BIONEXT is a research and innovation project that fights for nature and biodiversity. This groundbreaking Horizon Europe project supports the currently ongoing IPBES Nexus and Transformative Change Assessments.
Biodiversity and nature’s benefit to people are key to human development and achieving the Sustainable Development Goals. The first assessment of the Intergovernmental Science-Policy Platform on Biodiversity and Ecosystem Services (IPBES) in 2019 documented how current trends of biodiversity loss and threaten life as we know it and called for transformative change.
Transformative change is needed to address the major challenges to nature and humankind, such as biodiversity loss, climate change, and social injustice. Transformative changes are fundamental shifts in the way we think, act, and organise our society. A change is only transformative if it shakes up ecological, technological, and socio-economic systems. While the need for transformative change is clear, less is known about what these changes entail and how they might be triggered.
The BIONEXT project answers IPBES’s call for transformative change, by running parallel to and complementing the ongoing IPBES assessments. It will research the links and interdependencies between biodiversity, water, food, energy, transport, climate, and health; and explore how transformative change towards sustainability can be triggered.
In BIONEXT’s work package 2 entitled ‘Triggering Transformative Change’, DRIFT aims to find what that change is and how we can set it in motion. We do so in in three ways. First, we set out to create a better understanding of justice and transformative change in the biodiversity nexus. We do this by exploring how it is understood by the diverse research communities connected to the biodiversity nexus.
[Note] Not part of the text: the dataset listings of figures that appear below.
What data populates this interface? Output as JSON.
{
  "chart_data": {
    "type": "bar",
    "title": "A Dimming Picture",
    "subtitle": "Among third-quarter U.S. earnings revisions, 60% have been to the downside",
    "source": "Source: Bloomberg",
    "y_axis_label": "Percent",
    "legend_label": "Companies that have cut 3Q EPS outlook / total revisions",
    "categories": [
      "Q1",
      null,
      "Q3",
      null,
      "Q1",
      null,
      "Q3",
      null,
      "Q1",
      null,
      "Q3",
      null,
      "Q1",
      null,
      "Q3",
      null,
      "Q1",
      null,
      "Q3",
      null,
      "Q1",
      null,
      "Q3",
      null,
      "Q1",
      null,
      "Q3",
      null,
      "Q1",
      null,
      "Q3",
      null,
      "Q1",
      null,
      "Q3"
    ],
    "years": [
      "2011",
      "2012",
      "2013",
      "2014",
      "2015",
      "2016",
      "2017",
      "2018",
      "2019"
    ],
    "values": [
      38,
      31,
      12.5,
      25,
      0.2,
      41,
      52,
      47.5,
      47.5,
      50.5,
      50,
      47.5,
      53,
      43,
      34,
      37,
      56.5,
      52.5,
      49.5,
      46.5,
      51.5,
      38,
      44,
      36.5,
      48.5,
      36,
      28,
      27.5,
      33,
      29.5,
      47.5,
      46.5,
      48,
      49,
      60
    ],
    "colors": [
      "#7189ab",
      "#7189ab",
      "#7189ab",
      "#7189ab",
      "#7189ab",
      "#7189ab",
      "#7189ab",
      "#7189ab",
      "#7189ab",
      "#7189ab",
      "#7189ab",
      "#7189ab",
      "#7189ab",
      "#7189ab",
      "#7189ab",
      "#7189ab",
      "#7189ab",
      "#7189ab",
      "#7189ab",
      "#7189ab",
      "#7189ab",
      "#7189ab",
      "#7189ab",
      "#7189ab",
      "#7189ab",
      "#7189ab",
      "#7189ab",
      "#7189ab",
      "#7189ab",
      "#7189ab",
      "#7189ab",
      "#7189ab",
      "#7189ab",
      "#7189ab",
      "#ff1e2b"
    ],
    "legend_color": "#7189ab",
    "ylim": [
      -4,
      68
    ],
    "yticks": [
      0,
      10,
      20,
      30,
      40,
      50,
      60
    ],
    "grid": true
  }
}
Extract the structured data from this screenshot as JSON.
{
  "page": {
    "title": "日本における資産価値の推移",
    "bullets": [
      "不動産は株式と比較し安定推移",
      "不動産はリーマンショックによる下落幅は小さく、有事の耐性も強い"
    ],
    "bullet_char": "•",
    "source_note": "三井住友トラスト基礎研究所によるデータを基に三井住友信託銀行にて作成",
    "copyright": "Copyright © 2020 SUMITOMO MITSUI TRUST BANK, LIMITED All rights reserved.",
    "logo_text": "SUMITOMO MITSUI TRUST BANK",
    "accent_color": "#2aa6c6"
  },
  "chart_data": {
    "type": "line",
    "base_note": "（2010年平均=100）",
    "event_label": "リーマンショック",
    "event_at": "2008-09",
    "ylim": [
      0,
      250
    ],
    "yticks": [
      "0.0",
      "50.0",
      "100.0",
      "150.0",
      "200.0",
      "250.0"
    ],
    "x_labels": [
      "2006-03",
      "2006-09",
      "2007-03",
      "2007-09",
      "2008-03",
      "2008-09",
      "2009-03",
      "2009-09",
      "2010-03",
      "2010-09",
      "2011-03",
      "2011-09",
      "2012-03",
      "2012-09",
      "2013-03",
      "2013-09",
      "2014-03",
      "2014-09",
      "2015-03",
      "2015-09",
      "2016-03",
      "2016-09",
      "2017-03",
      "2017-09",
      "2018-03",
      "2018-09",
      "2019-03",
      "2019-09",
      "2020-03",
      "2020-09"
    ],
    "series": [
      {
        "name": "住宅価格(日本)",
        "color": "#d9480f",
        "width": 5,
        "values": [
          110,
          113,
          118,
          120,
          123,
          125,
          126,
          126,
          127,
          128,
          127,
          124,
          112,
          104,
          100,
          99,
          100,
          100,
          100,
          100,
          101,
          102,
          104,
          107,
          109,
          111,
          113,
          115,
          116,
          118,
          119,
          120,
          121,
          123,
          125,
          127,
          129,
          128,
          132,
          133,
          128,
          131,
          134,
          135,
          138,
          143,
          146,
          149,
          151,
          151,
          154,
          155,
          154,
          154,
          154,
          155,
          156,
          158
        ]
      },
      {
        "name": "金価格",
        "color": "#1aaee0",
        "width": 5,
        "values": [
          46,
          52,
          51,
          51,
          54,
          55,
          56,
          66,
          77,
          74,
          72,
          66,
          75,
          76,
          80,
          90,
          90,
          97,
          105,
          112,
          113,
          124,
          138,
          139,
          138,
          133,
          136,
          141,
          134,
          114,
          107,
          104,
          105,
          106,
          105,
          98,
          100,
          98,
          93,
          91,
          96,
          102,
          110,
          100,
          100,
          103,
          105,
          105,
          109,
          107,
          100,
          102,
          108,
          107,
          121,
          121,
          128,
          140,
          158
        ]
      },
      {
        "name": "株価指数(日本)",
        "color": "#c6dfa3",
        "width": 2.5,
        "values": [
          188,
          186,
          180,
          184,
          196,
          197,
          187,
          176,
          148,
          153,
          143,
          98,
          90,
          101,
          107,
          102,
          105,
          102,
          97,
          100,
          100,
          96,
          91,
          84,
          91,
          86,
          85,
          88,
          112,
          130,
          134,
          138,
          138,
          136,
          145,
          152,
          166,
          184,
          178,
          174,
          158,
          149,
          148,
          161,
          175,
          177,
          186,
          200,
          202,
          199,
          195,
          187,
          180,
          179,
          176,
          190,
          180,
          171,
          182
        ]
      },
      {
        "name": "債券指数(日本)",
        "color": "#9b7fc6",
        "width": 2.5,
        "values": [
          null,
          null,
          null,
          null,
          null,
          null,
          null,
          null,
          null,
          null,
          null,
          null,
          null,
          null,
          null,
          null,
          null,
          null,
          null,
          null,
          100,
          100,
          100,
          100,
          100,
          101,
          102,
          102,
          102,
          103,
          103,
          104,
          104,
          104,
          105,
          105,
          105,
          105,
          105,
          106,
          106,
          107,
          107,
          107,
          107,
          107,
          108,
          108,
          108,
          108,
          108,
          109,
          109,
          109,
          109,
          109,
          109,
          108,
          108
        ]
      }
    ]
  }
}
Second, we explore tangible options to enable just transformative change across policy, private sector, and civil society. This will result in a conceptual framework that we will use to identify practical options for change. The conceptual framework allows us to evaluate what enables or constrains positive systemic transformations across policy, private sector, and civil society.
Third, engagement and co-creation is essential for making these insights from research actionable. Together with diverse, relevant stakeholders, WP2 is co-creating transition pathways for key biodiversity nexus interlinkages, developing policy lessons and action points to better acknowledge multidimensional aspects of justice in transformative change.